No matter what you call it, it’s becoming very difficult to deal with. And I am a few steps further back from it than my mother. She actually has to live with the man and sees/hears it 24/7. I see bits and pieces of it all when I visit, but mostly I live it through my mom.
The more difficult part is figuring out a way to help my mother deal with things. Thus far, she’s had nothing but constant frustrations. From being told SHE’S the one that remembers something wrong, to being asked the same things over and over, to just seeing the man she’s known and loved for over 40 years slowly deteriorate…mentally. It’s a little hard to just dismiss it and suddenly have to completely shift your thinking to try to remember that’s it’s not him actually doing all that, not on purpose.

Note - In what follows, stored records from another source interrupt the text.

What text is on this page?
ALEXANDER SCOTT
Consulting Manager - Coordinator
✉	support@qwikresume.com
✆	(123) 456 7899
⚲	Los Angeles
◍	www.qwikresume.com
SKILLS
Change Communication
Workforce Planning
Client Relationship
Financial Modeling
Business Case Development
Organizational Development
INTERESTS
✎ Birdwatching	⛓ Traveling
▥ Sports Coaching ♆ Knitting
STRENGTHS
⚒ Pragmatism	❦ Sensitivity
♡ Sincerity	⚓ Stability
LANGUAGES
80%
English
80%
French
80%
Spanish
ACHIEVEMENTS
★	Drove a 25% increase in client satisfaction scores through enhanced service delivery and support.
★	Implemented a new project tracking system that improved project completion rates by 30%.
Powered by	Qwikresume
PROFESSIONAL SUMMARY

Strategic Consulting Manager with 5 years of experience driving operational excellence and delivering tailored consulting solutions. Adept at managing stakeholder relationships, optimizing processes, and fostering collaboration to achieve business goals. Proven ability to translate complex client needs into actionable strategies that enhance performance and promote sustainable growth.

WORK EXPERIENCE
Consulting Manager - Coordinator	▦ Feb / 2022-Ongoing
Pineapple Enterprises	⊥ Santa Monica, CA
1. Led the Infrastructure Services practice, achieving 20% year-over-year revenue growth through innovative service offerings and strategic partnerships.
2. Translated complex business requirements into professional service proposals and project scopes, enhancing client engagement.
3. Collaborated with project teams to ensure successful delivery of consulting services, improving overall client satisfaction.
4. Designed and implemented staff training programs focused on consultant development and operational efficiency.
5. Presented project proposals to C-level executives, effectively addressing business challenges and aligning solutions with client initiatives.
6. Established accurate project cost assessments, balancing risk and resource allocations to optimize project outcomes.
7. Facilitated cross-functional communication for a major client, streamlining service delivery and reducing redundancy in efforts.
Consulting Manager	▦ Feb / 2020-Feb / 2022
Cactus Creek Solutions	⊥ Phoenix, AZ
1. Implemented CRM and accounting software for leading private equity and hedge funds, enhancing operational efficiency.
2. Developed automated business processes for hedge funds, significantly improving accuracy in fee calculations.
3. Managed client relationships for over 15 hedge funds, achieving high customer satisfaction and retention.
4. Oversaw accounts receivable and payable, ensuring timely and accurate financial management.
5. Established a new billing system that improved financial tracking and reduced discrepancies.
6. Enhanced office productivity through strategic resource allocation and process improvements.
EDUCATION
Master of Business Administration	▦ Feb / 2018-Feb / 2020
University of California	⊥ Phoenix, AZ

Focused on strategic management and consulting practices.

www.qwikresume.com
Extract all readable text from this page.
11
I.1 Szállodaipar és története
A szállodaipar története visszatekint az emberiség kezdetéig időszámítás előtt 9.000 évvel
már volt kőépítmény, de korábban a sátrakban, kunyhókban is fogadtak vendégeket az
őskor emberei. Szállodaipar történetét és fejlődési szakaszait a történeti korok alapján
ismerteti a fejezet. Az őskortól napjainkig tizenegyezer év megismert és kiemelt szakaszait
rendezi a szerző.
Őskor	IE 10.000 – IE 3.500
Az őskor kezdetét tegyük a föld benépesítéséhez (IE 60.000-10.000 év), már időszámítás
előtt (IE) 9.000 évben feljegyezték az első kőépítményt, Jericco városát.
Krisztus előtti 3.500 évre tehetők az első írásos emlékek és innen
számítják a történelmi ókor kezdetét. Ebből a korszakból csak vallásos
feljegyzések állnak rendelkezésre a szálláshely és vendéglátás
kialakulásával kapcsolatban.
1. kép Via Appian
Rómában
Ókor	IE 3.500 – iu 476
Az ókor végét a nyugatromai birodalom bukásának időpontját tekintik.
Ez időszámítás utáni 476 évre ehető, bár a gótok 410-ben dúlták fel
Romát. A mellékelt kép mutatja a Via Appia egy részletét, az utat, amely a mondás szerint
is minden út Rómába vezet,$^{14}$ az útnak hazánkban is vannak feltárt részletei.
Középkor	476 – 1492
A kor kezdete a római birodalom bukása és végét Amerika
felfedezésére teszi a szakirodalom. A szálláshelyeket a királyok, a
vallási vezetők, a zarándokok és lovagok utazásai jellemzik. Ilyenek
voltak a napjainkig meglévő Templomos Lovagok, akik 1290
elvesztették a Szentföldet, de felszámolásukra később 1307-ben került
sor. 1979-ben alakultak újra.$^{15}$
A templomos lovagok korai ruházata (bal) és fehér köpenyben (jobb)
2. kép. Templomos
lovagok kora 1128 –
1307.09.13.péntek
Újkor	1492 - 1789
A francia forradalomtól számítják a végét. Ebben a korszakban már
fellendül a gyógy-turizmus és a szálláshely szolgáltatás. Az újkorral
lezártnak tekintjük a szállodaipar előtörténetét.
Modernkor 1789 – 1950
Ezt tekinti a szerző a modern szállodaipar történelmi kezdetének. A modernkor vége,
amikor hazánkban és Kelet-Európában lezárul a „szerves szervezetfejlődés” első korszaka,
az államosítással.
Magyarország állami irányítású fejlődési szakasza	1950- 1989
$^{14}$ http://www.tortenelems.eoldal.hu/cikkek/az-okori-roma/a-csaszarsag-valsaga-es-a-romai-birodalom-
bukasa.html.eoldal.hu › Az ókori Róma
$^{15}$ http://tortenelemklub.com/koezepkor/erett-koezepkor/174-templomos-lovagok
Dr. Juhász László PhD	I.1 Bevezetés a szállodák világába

But, I can only do so much. I can’t make her understand. I can’t tell her how to handle the situations because I’m not living them. I can only suggest.
Suggest that she have patience. Suggest that she listen. Suggest that she not take things to heart. And remind her that he’s not doing it on purpose. He’s not out to get her. It’s nothing personal.
We all know that’s much easier said than done.
How do I help her change her ways to make things easier for herself? How do I help him see we’re just trying to help? How do I force myself into a scenario where I’m not being invited, but rather pushed away? And how in God’s name do I carve out even more time to actually make a difference?
It’s hard for me to be there. Truly be there – for her or for him. Time. It only allows for me to be halfway there. Sometimes.
Because it’s not just the kid, the husband, the house, work, and the second job. It’s also spending time with the parents and helping out if I can. It’s all of those and more combined.
It’s the Modern Mami effect I suppose.
P.S. As I finish up this post, the official diagnosis is back. Dementia. “You can basically say it’s early Alzheimer’s.” Officially.